The benefits of such a model are that it endeavours to meet the needs of all that are
involved within it; this means that it takes into account learners’ individual needs and
attempts to meet them. However, the responsivity of the can mean that it places burden on
those involved in its delivery so as to ensure that it remains ‘current’ and it can be a lengthy
and arduous task to analyse each stage within its’ development. An alternative form of
process model is the problem-centred model, proposed by Bruner (1996). The model bases
itself on the premise that learners need to be able to apply their learning to develop it
beyond a surface level of understanding. It incorporates ‘discovery-based’ approaches to
learning and necessitates the use of reflection within the learning process (Wilson, 2014).
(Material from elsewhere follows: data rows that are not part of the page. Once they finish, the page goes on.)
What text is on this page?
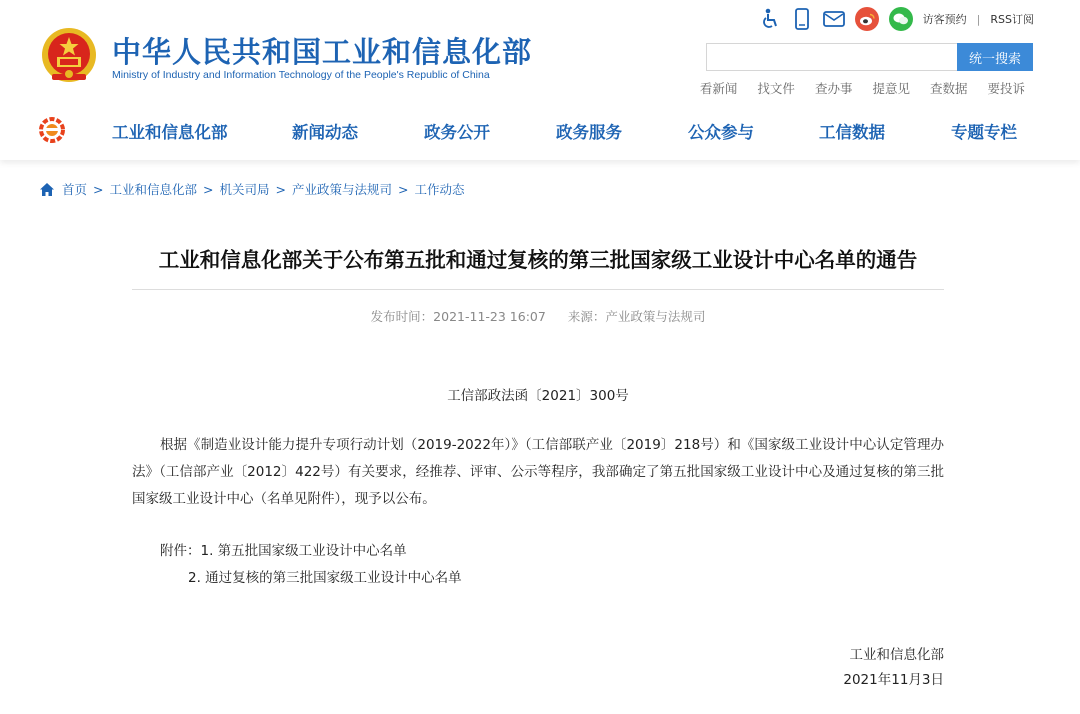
中华人民共和国工业和信息化部
Ministry of Industry and Information Technology of the People's Republic of China
访客预约 | RSS订阅
统一搜索
看新闻 找文件 查办事 提意见 查数据 要投诉
工业和信息化部	新闻动态	政务公开	政务服务	公众参与	工信数据	专题专栏
首页 > 工业和信息化部 > 机关司局 > 产业政策与法规司 > 工作动态
工业和信息化部关于公布第五批和通过复核的第三批国家级工业设计中心名单的通告
发布时间：2021-11-23 16:07 来源：产业政策与法规司
工信部政法函〔2021〕300号

根据《制造业设计能力提升专项行动计划（2019-2022年）》（工信部联产业〔2019〕218号）和《国家级工业设计中心认定管理办法》（工信部产业〔2012〕422号）有关要求，经推荐、评审、公示等程序，我部确定了第五批国家级工业设计中心及通过复核的第三批国家级工业设计中心（名单见附件），现予以公布。

附件：1. 第五批国家级工业设计中心名单
2. 通过复核的第三批国家级工业设计中心名单
工业和信息化部
2021年11月3日
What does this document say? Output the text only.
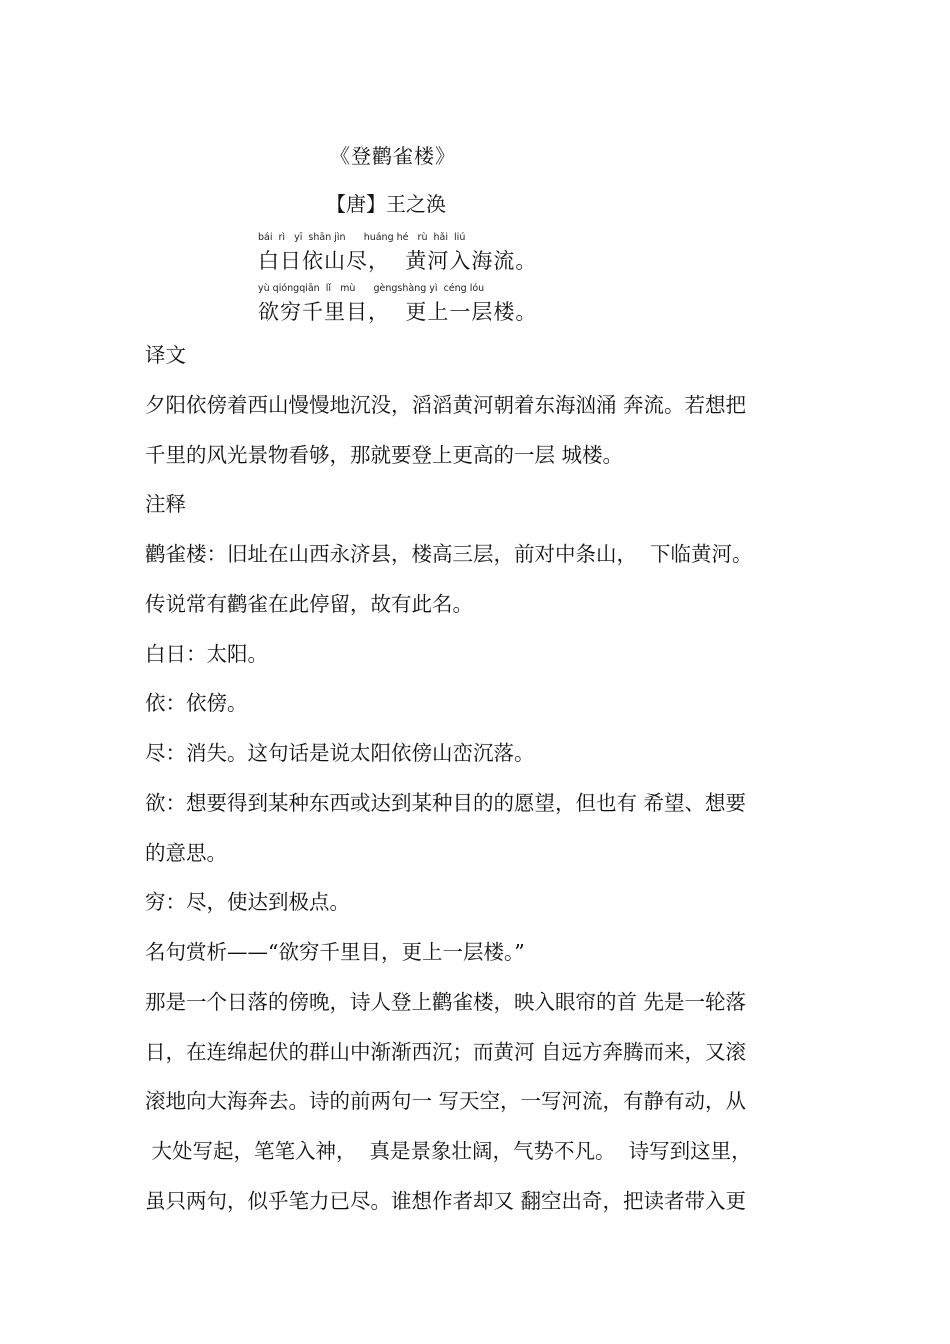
《登鹳雀楼》
【唐】王之涣
bái  rì   yī  shān jìn      huáng hé   rù  hǎi  liú
白日依山尽，  黄河入海流。
yù qióngqiān  lǐ   mù      gèngshàng yì  céng lóu
欲穷千里目，  更上一层楼。
译文
夕阳依傍着西山慢慢地沉没，滔滔黄河朝着东海汹涌 奔流。若想把
千里的风光景物看够，那就要登上更高的一层 城楼。
注释
鹳雀楼：旧址在山西永济县，楼高三层，前对中条山，  下临黄河。
传说常有鹳雀在此停留，故有此名。
白日：太阳。
依：依傍。
尽：消失。这句话是说太阳依傍山峦沉落。
欲：想要得到某种东西或达到某种目的的愿望，但也有 希望、想要
的意思。
穷：尽，使达到极点。
名句赏析——“欲穷千里目，更上一层楼。”
那是一个日落的傍晚，诗人登上鹳雀楼，映入眼帘的首 先是一轮落
日，在连绵起伏的群山中渐渐西沉；而黄河 自远方奔腾而来，又滚
滚地向大海奔去。诗的前两句一 写天空，一写河流，有静有动，从
大处写起，笔笔入神，  真是景象壮阔，气势不凡。  诗写到这里，
虽只两句，似乎笔力已尽。谁想作者却又 翻空出奇，把读者带入更
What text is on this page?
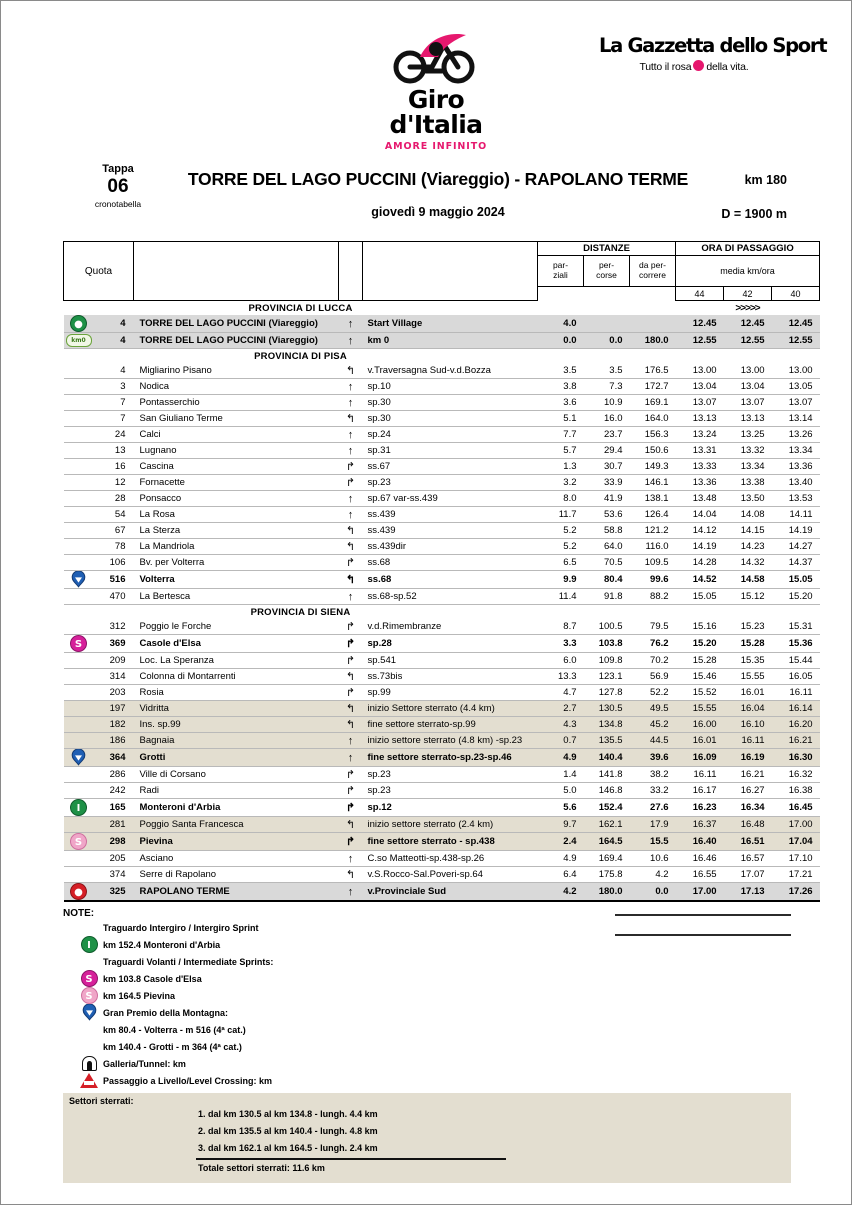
Giro d'Italia
AMORE INFINITO
La Gazzetta dello Sport
Tutto il rosa della vita.
Tappa
06
cronotabella
TORRE DEL LAGO PUCCINI (Viareggio) - RAPOLANO TERME
giovedì 9 maggio 2024
km 180
D = 1900 m
Quota					DISTANZE			ORA DI PASSAGGIO		

par-
ziali

per-
corse

da per-
correre	media km/ora
								44	42	40
PROVINCIA DI LUCCA								>>>>>		
●	4	TORRE DEL LAGO PUCCINI (Viareggio)	↑	Start Village	4.0			12.45	12.45	12.45
km0	4	TORRE DEL LAGO PUCCINI (Viareggio)	↑	km 0	0.0	0.0	180.0	12.55	12.55	12.55
PROVINCIA DI PISA										
	4	Migliarino Pisano	↰	v.Traversagna Sud-v.d.Bozza	3.5	3.5	176.5	13.00	13.00	13.00
	3	Nodica	↑	sp.10	3.8	7.3	172.7	13.04	13.04	13.05
	7	Pontasserchio	↑	sp.30	3.6	10.9	169.1	13.07	13.07	13.07
	7	San Giuliano Terme	↰	sp.30	5.1	16.0	164.0	13.13	13.13	13.14
	24	Calci	↑	sp.24	7.7	23.7	156.3	13.24	13.25	13.26
	13	Lugnano	↑	sp.31	5.7	29.4	150.6	13.31	13.32	13.34
	16	Cascina	↱	ss.67	1.3	30.7	149.3	13.33	13.34	13.36
	12	Fornacette	↱	sp.23	3.2	33.9	146.1	13.36	13.38	13.40
	28	Ponsacco	↑	sp.67 var-ss.439	8.0	41.9	138.1	13.48	13.50	13.53
	54	La Rosa	↑	ss.439	11.7	53.6	126.4	14.04	14.08	14.11
	67	La Sterza	↰	ss.439	5.2	58.8	121.2	14.12	14.15	14.19
	78	La Mandriola	↰	ss.439dir	5.2	64.0	116.0	14.19	14.23	14.27
	106	Bv. per Volterra	↱	ss.68	6.5	70.5	109.5	14.28	14.32	14.37
	516	Volterra	↰	ss.68	9.9	80.4	99.6	14.52	14.58	15.05
	470	La Bertesca	↑	ss.68-sp.52	11.4	91.8	88.2	15.05	15.12	15.20
PROVINCIA DI SIENA										
	312	Poggio le Forche	↱	v.d.Rimembranze	8.7	100.5	79.5	15.16	15.23	15.31
S	369	Casole d'Elsa	↱	sp.28	3.3	103.8	76.2	15.20	15.28	15.36
	209	Loc. La Speranza	↱	sp.541	6.0	109.8	70.2	15.28	15.35	15.44
	314	Colonna di Montarrenti	↰	ss.73bis	13.3	123.1	56.9	15.46	15.55	16.05
	203	Rosia	↱	sp.99	4.7	127.8	52.2	15.52	16.01	16.11
	197	Vidritta	↰	inizio Settore sterrato (4.4 km)	2.7	130.5	49.5	15.55	16.04	16.14
	182	Ins. sp.99	↰	fine settore sterrato-sp.99	4.3	134.8	45.2	16.00	16.10	16.20
	186	Bagnaia	↑	inizio settore sterrato (4.8 km) -sp.23	0.7	135.5	44.5	16.01	16.11	16.21
	364	Grotti	↑	fine settore sterrato-sp.23-sp.46	4.9	140.4	39.6	16.09	16.19	16.30
	286	Ville di Corsano	↱	sp.23	1.4	141.8	38.2	16.11	16.21	16.32
	242	Radi	↱	sp.23	5.0	146.8	33.2	16.17	16.27	16.38
I	165	Monteroni d'Arbia	↱	sp.12	5.6	152.4	27.6	16.23	16.34	16.45
	281	Poggio Santa Francesca	↰	inizio settore sterrato (2.4 km)	9.7	162.1	17.9	16.37	16.48	17.00
S	298	Pievina	↱	fine settore sterrato - sp.438	2.4	164.5	15.5	16.40	16.51	17.04
	205	Asciano	↑	C.so Matteotti-sp.438-sp.26	4.9	169.4	10.6	16.46	16.57	17.10
	374	Serre di Rapolano	↰	v.S.Rocco-Sal.Poveri-sp.64	6.4	175.8	4.2	16.55	17.07	17.21
●	325	RAPOLANO TERME	↑	v.Provinciale Sud	4.2	180.0	0.0	17.00	17.13	17.26
NOTE:
Traguardo Intergiro / Intergiro Sprint
I	km 152.4 Monteroni d'Arbia
Traguardi Volanti / Intermediate Sprints:
S	km 103.8 Casole d'Elsa
S	km 164.5 Pievina
Gran Premio della Montagna:
km 80.4 - Volterra - m 516 (4ª cat.)
km 140.4 - Grotti - m 364 (4ª cat.)
Galleria/Tunnel: km
Passaggio a Livello/Level Crossing: km
Settori sterrati:
1. dal km 130.5 al km 134.8 - lungh. 4.4 km
2. dal km 135.5 al km 140.4 - lungh. 4.8 km
3. dal km 162.1 al km 164.5 - lungh. 2.4 km
Totale settori sterrati: 11.6 km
A
benefit to the implementation of this model is that it can enable learners to develop higher
or deeper levels of learning in that they must solve and enhance problems, in order to learn.
However, on the contrary, it can be problematic in that it may not cover the breadth of the
curriculum if the problem is not approached in the right way and it may well lead to further
problems for learners making it a difficult process. It is the case, however, that Weyers
(2006) outlines methods for approaching learning activities that conform to such a
curriculum model to diminish the likelihood of such problems, namely:

 Organise the information


 Highlight the most important information
 Make the information meaningful and in context
 Check and refine learners understanding of the information
 Promote transfer of the information and its ‘generalisability’

Another form of process model is the expressive model proposed by Eisner (1985). The
model is based on experiential learning and has learners study issues that are of interest to
themselves. It is the case that such a model is not broadly utilised within the subject area of
sport given the nature of the subject (Armour, 2011). The model is better suited to more
expressive fields such as art, though it could be argued that it may have place within the
teaching of more creativity-based sports such as gymnastics.

It is apparent that curriculum development is an important consideration for teachers and


that it can have substantial impact on the progress of their learners (Curzon and Tummons,
2013). In deciding on what models to implement and what theories to align with, teachers
must be considerate of what is best placed within their area of specialism to meet the needs
of their learners. Moreover, they must give consideration to the wider factors that can
impact on the curriculum they deliver, such as political initiatives or the requirements of
Funding Bodies (Machin et al., 2014).